Стало быть, маменька, или Берт, или отец заподозрили что-то такое, если приставили эту девицу. А она заснула.
– Ложись, – сказала Эва, подведя сестру к кровати. – Давай, спать пора…
Тори молча забралась в постель и легла на спину. Руки ее вытянулись вдоль тела, а глаза вдруг открылись. И Эва ужаснулась тому, до чего черными они сделались вдруг. Потом уж поняла, что глаза обычные, но зрачок расплылся.
– Сестрица, – сиплым голосом произнесла Тори. – А я тебя вижу.
– Я тебя тоже вижу. Спи давай.
И Тори послушно закрыла глаза.
Эва некоторое время посидела рядом, раздумывая, безопасно ли оставить ее так. Потом попыталась разбудить горничную, но девица лишь бормотала что-то и пускала пузыри. И вздыхала еще так томно, как в романе.
В общем…
Тори, кажется, уснула нормально. И Эва вернулась к себе, решив, что утром обязательно расскажет обо всем маменьке. Пусть или горничную заменят, или дверь закрывают. А то и вправду сверзится сестрица с лестницы и шею свернет.
Не то чтобы сильно жаль, но… как-то это не по-родственному.
А утром Тори явилась сама. Рано. Эва еще и из постели не выбралась, а она уже тут. Умыта, одета и волосы даже заплела в косу.
– Поговорить надо, – сказала сестра, усаживаясь на кровать. – А ты все такая же соня. И копуша.

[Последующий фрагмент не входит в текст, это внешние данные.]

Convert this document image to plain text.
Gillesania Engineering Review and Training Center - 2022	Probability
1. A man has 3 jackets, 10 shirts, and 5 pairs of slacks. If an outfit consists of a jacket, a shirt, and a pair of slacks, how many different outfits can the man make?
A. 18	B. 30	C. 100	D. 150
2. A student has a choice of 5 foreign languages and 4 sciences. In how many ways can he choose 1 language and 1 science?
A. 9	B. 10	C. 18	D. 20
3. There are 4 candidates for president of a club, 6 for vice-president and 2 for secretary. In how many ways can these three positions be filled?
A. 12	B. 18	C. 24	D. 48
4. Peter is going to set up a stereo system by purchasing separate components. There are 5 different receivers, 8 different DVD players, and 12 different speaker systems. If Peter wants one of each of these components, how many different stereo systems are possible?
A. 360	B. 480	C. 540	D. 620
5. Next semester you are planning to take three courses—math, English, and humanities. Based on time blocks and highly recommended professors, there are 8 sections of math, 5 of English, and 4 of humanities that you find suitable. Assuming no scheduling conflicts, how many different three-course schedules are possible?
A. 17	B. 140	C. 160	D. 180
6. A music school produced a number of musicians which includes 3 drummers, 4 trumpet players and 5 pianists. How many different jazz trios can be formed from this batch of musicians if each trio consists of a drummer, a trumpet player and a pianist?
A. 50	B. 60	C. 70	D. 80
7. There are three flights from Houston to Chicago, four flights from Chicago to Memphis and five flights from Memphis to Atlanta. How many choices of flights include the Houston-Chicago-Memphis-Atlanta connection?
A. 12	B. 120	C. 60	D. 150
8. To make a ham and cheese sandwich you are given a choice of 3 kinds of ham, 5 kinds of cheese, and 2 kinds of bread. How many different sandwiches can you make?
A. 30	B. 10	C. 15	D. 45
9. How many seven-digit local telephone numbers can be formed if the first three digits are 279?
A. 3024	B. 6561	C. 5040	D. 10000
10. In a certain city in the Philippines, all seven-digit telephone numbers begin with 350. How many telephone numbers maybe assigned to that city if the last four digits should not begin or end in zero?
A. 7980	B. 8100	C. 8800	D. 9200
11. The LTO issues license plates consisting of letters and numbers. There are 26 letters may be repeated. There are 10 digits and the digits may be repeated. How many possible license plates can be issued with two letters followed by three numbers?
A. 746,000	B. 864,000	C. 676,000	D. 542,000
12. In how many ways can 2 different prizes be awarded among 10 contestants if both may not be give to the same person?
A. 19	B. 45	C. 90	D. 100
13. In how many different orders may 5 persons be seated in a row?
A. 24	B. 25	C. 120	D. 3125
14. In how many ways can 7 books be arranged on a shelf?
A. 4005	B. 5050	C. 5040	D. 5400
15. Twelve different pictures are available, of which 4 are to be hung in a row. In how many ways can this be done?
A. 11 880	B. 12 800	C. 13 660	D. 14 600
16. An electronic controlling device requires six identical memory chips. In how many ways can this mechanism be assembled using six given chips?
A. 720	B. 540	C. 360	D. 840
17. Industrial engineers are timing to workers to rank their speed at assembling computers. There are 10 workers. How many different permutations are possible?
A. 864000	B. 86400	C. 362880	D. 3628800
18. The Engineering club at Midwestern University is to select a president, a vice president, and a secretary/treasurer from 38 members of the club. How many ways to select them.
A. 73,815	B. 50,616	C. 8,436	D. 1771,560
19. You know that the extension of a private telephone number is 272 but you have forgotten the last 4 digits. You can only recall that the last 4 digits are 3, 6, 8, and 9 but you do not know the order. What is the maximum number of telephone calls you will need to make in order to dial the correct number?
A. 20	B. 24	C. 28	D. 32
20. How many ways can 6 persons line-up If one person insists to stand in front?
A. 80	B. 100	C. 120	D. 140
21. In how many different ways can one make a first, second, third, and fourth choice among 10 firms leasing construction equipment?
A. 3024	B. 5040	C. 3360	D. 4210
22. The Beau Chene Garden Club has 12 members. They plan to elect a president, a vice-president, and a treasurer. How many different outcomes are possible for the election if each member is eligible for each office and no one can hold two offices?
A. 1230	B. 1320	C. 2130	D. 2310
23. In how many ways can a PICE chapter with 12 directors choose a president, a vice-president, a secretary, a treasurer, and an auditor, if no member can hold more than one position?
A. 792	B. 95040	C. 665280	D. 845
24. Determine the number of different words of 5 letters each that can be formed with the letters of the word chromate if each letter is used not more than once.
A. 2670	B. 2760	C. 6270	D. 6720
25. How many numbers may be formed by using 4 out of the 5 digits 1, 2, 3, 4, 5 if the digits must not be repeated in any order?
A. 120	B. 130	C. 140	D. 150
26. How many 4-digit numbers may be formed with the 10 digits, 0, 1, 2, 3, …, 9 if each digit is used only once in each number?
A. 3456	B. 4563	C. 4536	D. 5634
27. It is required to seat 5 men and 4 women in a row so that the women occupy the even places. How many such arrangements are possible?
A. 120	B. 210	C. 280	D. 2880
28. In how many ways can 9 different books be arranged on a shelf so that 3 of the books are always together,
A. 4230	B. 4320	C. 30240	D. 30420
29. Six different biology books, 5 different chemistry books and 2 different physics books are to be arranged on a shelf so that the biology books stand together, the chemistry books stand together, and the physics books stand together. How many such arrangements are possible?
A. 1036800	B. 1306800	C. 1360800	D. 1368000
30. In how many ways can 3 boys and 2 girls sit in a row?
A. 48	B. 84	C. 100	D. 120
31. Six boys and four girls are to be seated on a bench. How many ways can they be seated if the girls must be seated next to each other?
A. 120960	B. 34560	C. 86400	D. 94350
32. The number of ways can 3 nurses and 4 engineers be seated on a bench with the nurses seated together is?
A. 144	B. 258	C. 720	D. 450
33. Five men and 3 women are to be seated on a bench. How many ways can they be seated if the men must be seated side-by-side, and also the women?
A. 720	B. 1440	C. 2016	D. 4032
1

– Будешь дразниться, – Эва подавила зевок, – сама с собой и разговаривай.
Тори хмыкнула.
– Не говори маме.
– О чем?
– Ты знаешь.
– О том, что ты…
– И соображаешь туго. – Тори поглядела на потолок.
– Это опасно. – Эва выбралась из кровати, чтобы сесть.

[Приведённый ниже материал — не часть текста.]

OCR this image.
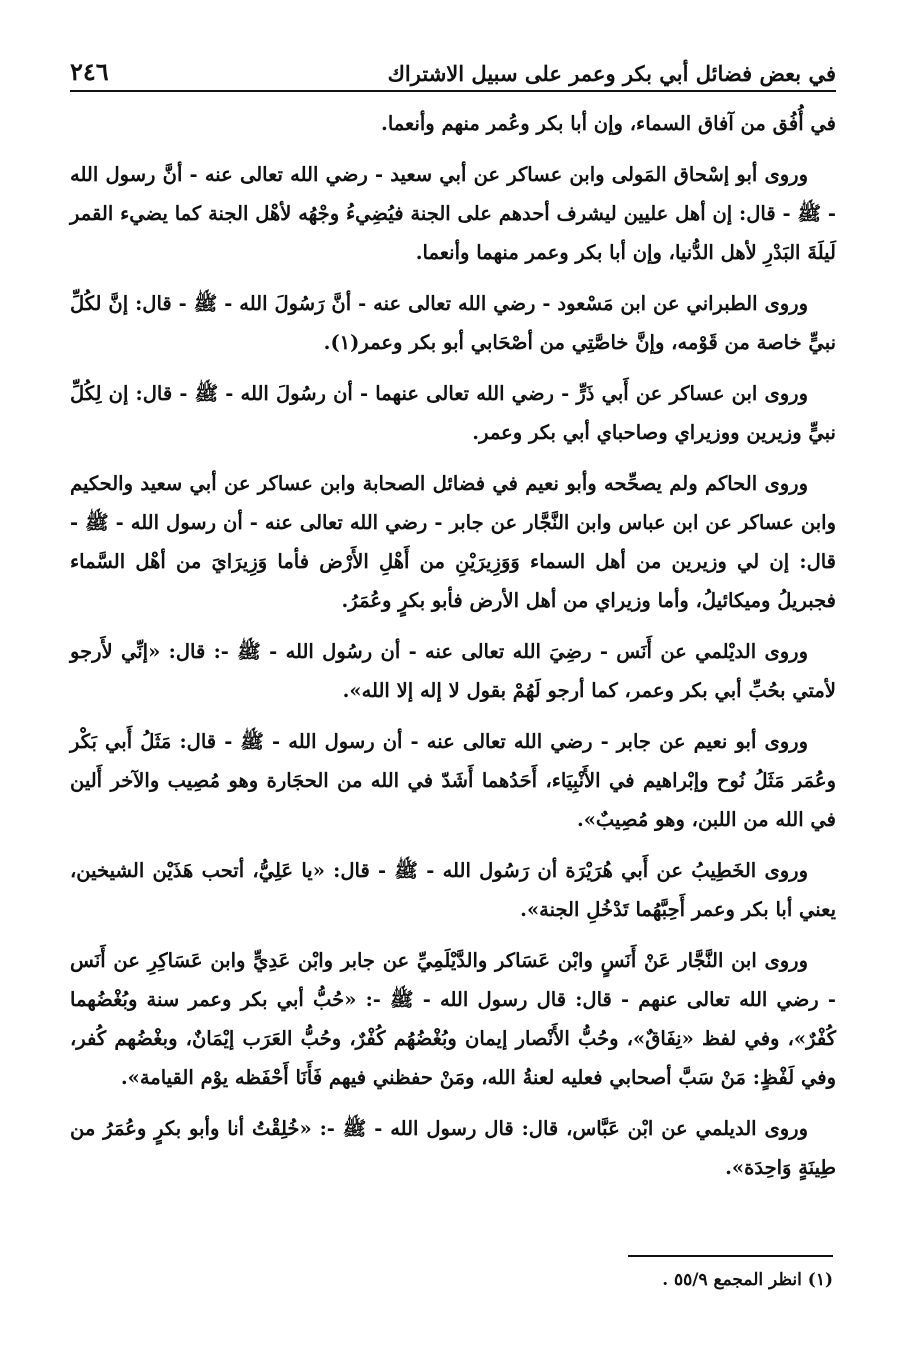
في بعض فضائل أبي بكر وعمر على سبيل الاشتراك
٢٤٦

في أُفُق من آفاق السماء، وإن أبا بكر وعُمر منهم وأنعما.

وروى أبو إسْحاق المَولى وابن عساكر عن أبي سعيد - رضي الله تعالى عنه - أنَّ رسول الله - ﷺ - قال: إن أهل عليين ليشرف أحدهم على الجنة فيُضِيءُ وجْهُه لأهْل الجنة كما يضيء القمر لَيلَةَ البَدْرِ لأهل الدُّنيا، وإن أبا بكر وعمر منهما وأنعما.

وروى الطبراني عن ابن مَسْعود - رضي الله تعالى عنه - أنَّ رَسُولَ الله - ﷺ - قال: إنَّ لكُلِّ نبيٍّ خاصة من قَوْمه، وإنَّ خاصَّتِي من أصْحَابي أبو بكر وعمر(١).

وروى ابن عساكر عن أَبي ذَرٍّ - رضي الله تعالى عنهما - أن رسُولَ الله - ﷺ - قال: إن لِكُلِّ نبيٍّ وزيرين ووزيراي وصاحباي أبي بكر وعمر.

وروى الحاكم ولم يصحِّحه وأبو نعيم في فضائل الصحابة وابن عساكر عن أبي سعيد والحكيم وابن عساكر عن ابن عباس وابن النَّجَّار عن جابر - رضي الله تعالى عنه - أن رسول الله - ﷺ - قال: إن لي وزيرين من أهل السماء وَوَزِيرَيْنِ من أَهْلِ الأَرْض فأما وَزِيرَايَ من أهْل السَّماء فجبريلُ وميكائيلُ، وأما وزيراي من أهل الأرض فأبو بكرٍ وعُمَرُ.

وروى الديْلمي عن أَنَس - رضِيَ الله تعالى عنه - أن رسُول الله - ﷺ -: قال: «إنِّي لأَرجو لأمتي بحُبِّ أبي بكر وعمر، كما أرجو لَهُمْ بقول لا إله إلا الله».

وروى أبو نعيم عن جابر - رضي الله تعالى عنه - أن رسول الله - ﷺ - قال: مَثَلُ أَبي بَكْر وعُمَر مَثَلُ نُوح وإبْراهيم في الأَنْبِيَاء، أَحَدُهما أَشَدّ في الله من الحجَارة وهو مُصِيب والآخر أَلين في الله من اللبن، وهو مُصِيبٌ».

وروى الخَطِيبُ عن أَبي هُرَيْرَة أن رَسُول الله - ﷺ - قال: «يا عَلِيُّ، أتحب هَذَيْن الشيخين، يعني أبا بكر وعمر أَحِبَّهُما تَدْخُلِ الجنة».

وروى ابن النَّجَّار عَنْ أَنَسٍ وابْن عَسَاكر والدَّيْلَمِيِّ عن جابر وابْن عَدِيٍّ وابن عَسَاكِرِ عن أَنَس - رضي الله تعالى عنهم - قال: قال رسول الله - ﷺ -: «حُبُّ أبي بكر وعمر سنة وبُغْضُهما كُفْرٌ»، وفي لفظ «نِفَاقٌ»، وحُبُّ الأَنْصار إيمان وبُغْضُهُم كُفْرٌ، وحُبُّ العَرَب إيْمَانٌ، وبغْضُهم كُفر، وفي لَفْظٍ: مَنْ سَبَّ أصحابي فعليه لعنةُ الله، ومَنْ حفظني فيهم فَأَنَا أَحْفَظه يوْم القيامة».

وروى الديلمي عن ابْن عَبَّاس، قال: قال رسول الله - ﷺ -: «خُلِقْتُ أنا وأبو بكرٍ وعُمَرُ من طِينَةٍ وَاحِدَة».

(١) انظر المجمع ٥٥/٩ .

Раньше им случалось сидеть вот так, вместе. Рядышком. Но давно. Там, в имении, когда они тайком пробрались на чердак, потому что Тори была уверена, что где-то там, на чердаке, сокрыты древние сокровища. Эва еще сомневалась, что им там делать.
Но Тори всегда умела убеждать.
И в тот раз тоже.
Сокровищ они не нашли, зато отыскали сундук со старинными нарядами. И пусть их частью мыши поели, но ведь все равно интересно было. И зеркало то, с трещиной. И еще много другого. А потом, уже вечером, оставленные без ужина – их тогда все обыскались, – они сидели на подоконнике комнаты Эвы, смотрели в ночь и разговаривали о чем-то безумно важном.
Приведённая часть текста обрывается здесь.